While gaining domesticatable animals (which is a vital element of the progession of civilization) is not guaranteed if they had more metal deposits.
Again all I am saying is that it would take a long time. Longer than in Europe I suspect for reasons allready stated by others. Including the lack of domestic animals.
Iron was first produced in Eurasia by ~2500 BC, and became common by ~1000 BC. It obviously is not that difficult to produce else it wouldn't have happened in the first place...
There was copper usage in the New World and interestingly enough I have just found information on Incas working with bronze. Not much bronze but some. I knew they had smelting of some kind but I had only heard of copper being used and even that mostly for ornamentation. The bronze isn't very good (not enough tin and most of it has arsnic not tin) but it is bronze so the Incas would be about the level of metals technology of the very early bronze age. There is little or no sign of smelting in North America but there was native copper use.

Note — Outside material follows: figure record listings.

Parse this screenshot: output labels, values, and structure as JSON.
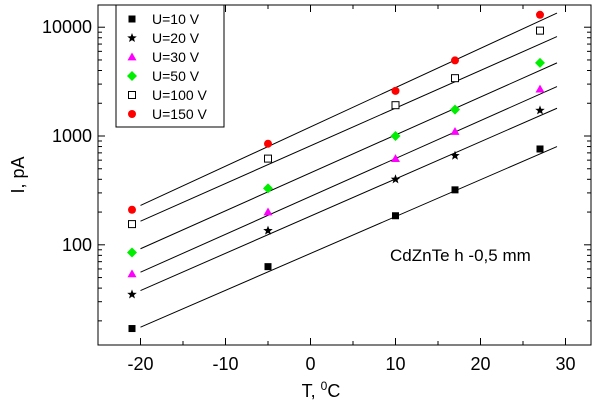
{
  "chart_data": {
    "type": "scatter",
    "xlabel": "T, ",
    "xlabel_superscript": "0",
    "xlabel_unit": "C",
    "ylabel": "I, pA",
    "y_scale": "log",
    "xlim": [
      -25,
      33
    ],
    "ylim": [
      12,
      16000
    ],
    "x_ticks": [
      -20,
      -10,
      0,
      10,
      20,
      30
    ],
    "x_tick_labels": [
      "-20",
      "-10",
      "0",
      "10",
      "20",
      "30"
    ],
    "y_ticks": [
      100,
      1000,
      10000
    ],
    "y_tick_labels": [
      "100",
      "1000",
      "10000"
    ],
    "annotation": "CdZnTe  h -0,5 mm",
    "legend_position": "top-left",
    "grid": false,
    "series": [
      {
        "name": "U=10 V",
        "marker": "square-filled",
        "color": "#000000",
        "x": [
          -21,
          -5,
          10,
          17,
          27
        ],
        "y": [
          17,
          63,
          185,
          320,
          760
        ],
        "fit": {
          "x": [
            -20,
            29
          ],
          "y": [
            17.5,
            800
          ]
        }
      },
      {
        "name": "U=20 V",
        "marker": "star",
        "color": "#000000",
        "x": [
          -21,
          -5,
          10,
          17,
          27
        ],
        "y": [
          35,
          135,
          400,
          660,
          1720
        ],
        "fit": {
          "x": [
            -20,
            29
          ],
          "y": [
            38,
            1800
          ]
        }
      },
      {
        "name": "U=30 V",
        "marker": "triangle",
        "color": "#ff00ff",
        "x": [
          -21,
          -5,
          10,
          17,
          27
        ],
        "y": [
          54,
          200,
          620,
          1100,
          2700
        ],
        "fit": {
          "x": [
            -20,
            29
          ],
          "y": [
            56,
            2850
          ]
        }
      },
      {
        "name": "U=50 V",
        "marker": "diamond",
        "color": "#00ee00",
        "x": [
          -21,
          -5,
          10,
          17,
          27
        ],
        "y": [
          85,
          330,
          1000,
          1750,
          4700
        ],
        "fit": {
          "x": [
            -20,
            29
          ],
          "y": [
            92,
            4700
          ]
        }
      },
      {
        "name": "U=100 V",
        "marker": "square-open",
        "color": "#000000",
        "x": [
          -21,
          -5,
          10,
          17,
          27
        ],
        "y": [
          155,
          620,
          1920,
          3400,
          9300
        ],
        "fit": {
          "x": [
            -20,
            29
          ],
          "y": [
            165,
            8200
          ]
        }
      },
      {
        "name": "U=150 V",
        "marker": "circle",
        "color": "#ff0000",
        "x": [
          -21,
          -5,
          10,
          17,
          27
        ],
        "y": [
          210,
          850,
          2600,
          4950,
          13000
        ],
        "fit": {
          "x": [
            -20,
            29
          ],
          "y": [
            230,
            13500
          ]
        }
      }
    ]
  }
}
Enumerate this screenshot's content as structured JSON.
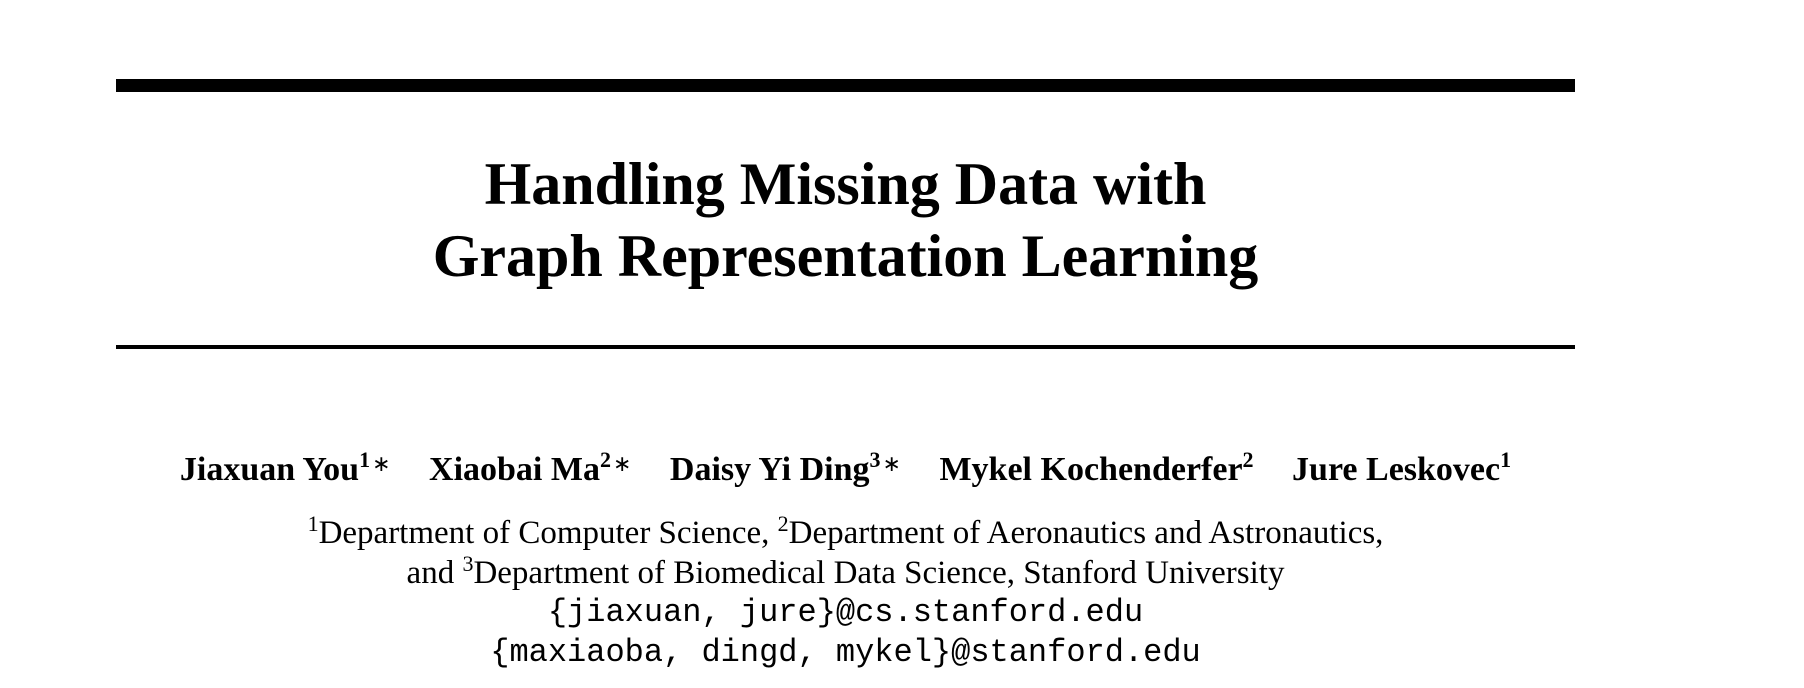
{
  "paper": {
    "title_line1": "Handling Missing Data with",
    "title_line2": "Graph Representation Learning",
    "authors": [
      {
        "name": "Jiaxuan You",
        "affil": "1",
        "mark": "∗"
      },
      {
        "name": "Xiaobai Ma",
        "affil": "2",
        "mark": "∗"
      },
      {
        "name": "Daisy Yi Ding",
        "affil": "3",
        "mark": "∗"
      },
      {
        "name": "Mykel Kochenderfer",
        "affil": "2",
        "mark": ""
      },
      {
        "name": "Jure Leskovec",
        "affil": "1",
        "mark": ""
      }
    ],
    "affiliations": {
      "sup1": "1",
      "text1": "Department of Computer Science, ",
      "sup2": "2",
      "text2": "Department of Aeronautics and Astronautics,",
      "and": "and ",
      "sup3": "3",
      "text3": "Department of Biomedical Data Science, Stanford University"
    },
    "emails": [
      "{jiaxuan, jure}@cs.stanford.edu",
      "{maxiaoba, dingd, mykel}@stanford.edu"
    ]
  }
}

This still leaves even the Inca at thousands of years behind where the Spanish were at the time of Columbus and without writing. Trade between the North and South America was extremely scarce so Bronze use would have traveled slowly in all probability considering how Mayans had writing long before Pizzaro conquered the still illiterate Incas. One good dark age and metals technology could be set back quite a bit. This is why I think technology would advance slower in the New World. At least untill sea trade was established.